SLAC Kubernetes (K8s) app deployment template
This repo is intended to provide examples and best practices for deploying various workloads on SLAC Kubernetes clusters.
The example manifests provided in this repo can be customized by developers to get their application running on SLAC Kubernetes infrastructure. These examples will be updated as new best practices and technologies are introduced (e.g., new operators).
Below is an overview of a typical workload deployment on SLAC K8s infrastructure.
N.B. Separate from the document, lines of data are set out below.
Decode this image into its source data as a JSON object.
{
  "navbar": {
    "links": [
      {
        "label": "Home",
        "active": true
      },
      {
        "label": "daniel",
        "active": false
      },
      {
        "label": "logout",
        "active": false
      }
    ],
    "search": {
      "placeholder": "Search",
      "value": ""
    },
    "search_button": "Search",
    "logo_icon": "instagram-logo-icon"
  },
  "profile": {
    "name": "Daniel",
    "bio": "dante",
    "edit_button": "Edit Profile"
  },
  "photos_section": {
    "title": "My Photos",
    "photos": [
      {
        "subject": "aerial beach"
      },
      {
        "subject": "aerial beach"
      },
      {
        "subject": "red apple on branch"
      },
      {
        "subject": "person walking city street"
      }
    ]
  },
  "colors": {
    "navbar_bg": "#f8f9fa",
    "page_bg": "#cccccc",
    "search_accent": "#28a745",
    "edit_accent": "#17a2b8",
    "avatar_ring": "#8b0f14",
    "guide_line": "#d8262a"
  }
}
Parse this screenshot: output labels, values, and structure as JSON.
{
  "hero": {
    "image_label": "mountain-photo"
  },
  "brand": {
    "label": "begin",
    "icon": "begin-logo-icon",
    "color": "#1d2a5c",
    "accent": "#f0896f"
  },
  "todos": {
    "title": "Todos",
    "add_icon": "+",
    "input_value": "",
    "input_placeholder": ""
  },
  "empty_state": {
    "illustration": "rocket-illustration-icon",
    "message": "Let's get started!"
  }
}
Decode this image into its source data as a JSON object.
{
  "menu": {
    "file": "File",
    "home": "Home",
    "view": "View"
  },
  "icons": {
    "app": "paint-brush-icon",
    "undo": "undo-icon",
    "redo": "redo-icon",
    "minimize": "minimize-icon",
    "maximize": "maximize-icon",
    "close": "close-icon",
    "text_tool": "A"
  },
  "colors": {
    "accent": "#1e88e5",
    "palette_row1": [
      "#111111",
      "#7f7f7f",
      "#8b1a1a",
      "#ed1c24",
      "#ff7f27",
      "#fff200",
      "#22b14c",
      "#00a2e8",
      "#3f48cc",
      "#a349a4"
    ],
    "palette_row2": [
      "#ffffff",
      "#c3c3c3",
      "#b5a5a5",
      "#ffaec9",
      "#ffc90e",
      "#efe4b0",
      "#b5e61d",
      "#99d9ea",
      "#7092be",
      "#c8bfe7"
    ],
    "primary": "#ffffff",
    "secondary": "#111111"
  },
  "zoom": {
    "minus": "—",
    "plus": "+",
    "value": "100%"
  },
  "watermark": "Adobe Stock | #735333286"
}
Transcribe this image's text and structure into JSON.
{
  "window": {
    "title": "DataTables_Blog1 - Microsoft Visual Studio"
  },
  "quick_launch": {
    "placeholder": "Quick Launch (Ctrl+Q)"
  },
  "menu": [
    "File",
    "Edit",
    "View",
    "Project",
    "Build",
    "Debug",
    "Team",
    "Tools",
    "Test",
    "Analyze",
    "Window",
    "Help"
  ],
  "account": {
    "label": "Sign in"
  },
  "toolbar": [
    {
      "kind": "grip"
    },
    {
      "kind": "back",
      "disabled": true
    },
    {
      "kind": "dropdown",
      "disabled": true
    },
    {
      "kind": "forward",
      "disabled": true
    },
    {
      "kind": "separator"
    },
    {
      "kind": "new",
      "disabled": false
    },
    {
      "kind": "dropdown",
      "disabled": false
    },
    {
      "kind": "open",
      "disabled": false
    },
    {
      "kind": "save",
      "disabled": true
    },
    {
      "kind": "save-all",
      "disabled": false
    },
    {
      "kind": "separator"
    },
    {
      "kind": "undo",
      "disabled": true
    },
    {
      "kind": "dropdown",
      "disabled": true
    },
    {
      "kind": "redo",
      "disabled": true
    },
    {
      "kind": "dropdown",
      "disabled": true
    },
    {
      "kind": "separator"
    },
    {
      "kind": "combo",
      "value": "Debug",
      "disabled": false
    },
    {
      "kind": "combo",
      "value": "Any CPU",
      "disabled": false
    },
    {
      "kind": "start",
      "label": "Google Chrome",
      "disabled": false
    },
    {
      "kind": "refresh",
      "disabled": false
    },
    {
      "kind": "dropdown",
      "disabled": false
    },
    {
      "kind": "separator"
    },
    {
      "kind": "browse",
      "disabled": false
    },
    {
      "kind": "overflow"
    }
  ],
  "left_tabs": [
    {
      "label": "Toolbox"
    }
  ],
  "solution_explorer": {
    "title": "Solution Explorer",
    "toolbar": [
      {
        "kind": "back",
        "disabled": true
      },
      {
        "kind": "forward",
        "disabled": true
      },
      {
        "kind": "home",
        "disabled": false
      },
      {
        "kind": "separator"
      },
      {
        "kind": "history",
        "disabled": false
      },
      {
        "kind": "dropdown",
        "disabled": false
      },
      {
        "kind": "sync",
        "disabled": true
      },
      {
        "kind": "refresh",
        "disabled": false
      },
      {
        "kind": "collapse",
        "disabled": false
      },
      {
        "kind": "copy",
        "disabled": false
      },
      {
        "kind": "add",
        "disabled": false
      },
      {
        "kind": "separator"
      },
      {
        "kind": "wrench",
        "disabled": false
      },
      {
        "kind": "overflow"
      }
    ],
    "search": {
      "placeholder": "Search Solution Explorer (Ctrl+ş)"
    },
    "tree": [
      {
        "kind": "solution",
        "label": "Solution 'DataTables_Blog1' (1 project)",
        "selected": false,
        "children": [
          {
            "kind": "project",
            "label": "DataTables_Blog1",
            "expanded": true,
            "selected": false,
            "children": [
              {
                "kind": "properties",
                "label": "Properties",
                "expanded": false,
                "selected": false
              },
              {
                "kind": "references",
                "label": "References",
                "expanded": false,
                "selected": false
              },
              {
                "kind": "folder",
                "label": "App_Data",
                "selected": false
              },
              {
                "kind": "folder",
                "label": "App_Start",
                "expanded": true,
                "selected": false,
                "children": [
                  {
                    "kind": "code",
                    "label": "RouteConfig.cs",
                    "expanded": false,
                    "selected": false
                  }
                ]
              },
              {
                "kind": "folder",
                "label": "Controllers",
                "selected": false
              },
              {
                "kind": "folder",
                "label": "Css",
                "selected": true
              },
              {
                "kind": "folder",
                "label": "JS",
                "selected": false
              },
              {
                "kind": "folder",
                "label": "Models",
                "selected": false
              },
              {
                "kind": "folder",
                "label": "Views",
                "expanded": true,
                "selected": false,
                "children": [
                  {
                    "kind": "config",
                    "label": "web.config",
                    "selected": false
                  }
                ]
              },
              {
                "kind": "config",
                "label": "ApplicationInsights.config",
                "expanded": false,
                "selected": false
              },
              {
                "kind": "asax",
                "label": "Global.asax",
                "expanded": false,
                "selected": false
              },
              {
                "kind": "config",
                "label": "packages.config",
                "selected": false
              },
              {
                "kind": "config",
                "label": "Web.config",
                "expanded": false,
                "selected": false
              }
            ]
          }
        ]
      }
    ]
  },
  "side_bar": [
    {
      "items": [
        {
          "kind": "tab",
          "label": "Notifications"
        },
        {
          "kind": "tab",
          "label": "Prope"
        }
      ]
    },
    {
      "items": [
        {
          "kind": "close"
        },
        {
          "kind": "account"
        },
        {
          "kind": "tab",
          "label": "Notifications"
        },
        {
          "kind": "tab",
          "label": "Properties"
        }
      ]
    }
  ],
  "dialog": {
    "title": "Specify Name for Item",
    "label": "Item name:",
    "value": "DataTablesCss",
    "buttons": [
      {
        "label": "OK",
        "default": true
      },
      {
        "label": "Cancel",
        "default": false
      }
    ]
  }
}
Generation and updating of manifests and K8s resources (Secrets, ConfigMaps, etc.) from external project repos, helm charts, or secrets databases are managed via Makefile targets. This is done to normalize our deployments and bring all Kubernetes configuration management under Kustomize control. Make targets are also defined such that they consolidate and simplify updating and applying changes to deployments.
Configuration management is handled by the Kubernetes-native Kustomize tool. Using this tool allows all aspects of a K8s deployment to be configured in a declarative, self-documenting manner, including off-the-shelf components like operators and helm charts (see below) via kustomization manifests. We also utilize the Kustomize base/overlay model for hierarchical/inherited deployments, which enable easier management of multiple deployments with common configurations, e.g.:
<application_root>
\__ kubernetes
|__ overlays
\__ dev/kustomization.yaml # (May inherit and override configurations from ../../base/kustomization.yaml)
|__ stage/kustomization.yaml # "
|__ prod/kustomization.yaml # "
We utilize the Kubernetes operator pattern when possible to automate tasks and streamline deployments. Several examples of off-the-shelf operators for common applications are provided: database administration (Postgres, MySQL, MongoDB), event/message streaming (Kafka). These operators are deployed by downloading/extracting their manifests via curl or helm and managed by Kustomize.
Kubernetes Secrets are stored in a Hashicorp Vault instance and passed via make to Kustomize's secretGenerator, which creates the appropriate Kubernetes Secret objects when applied. The secrets are then available to be consumed by other Kubernetes objects.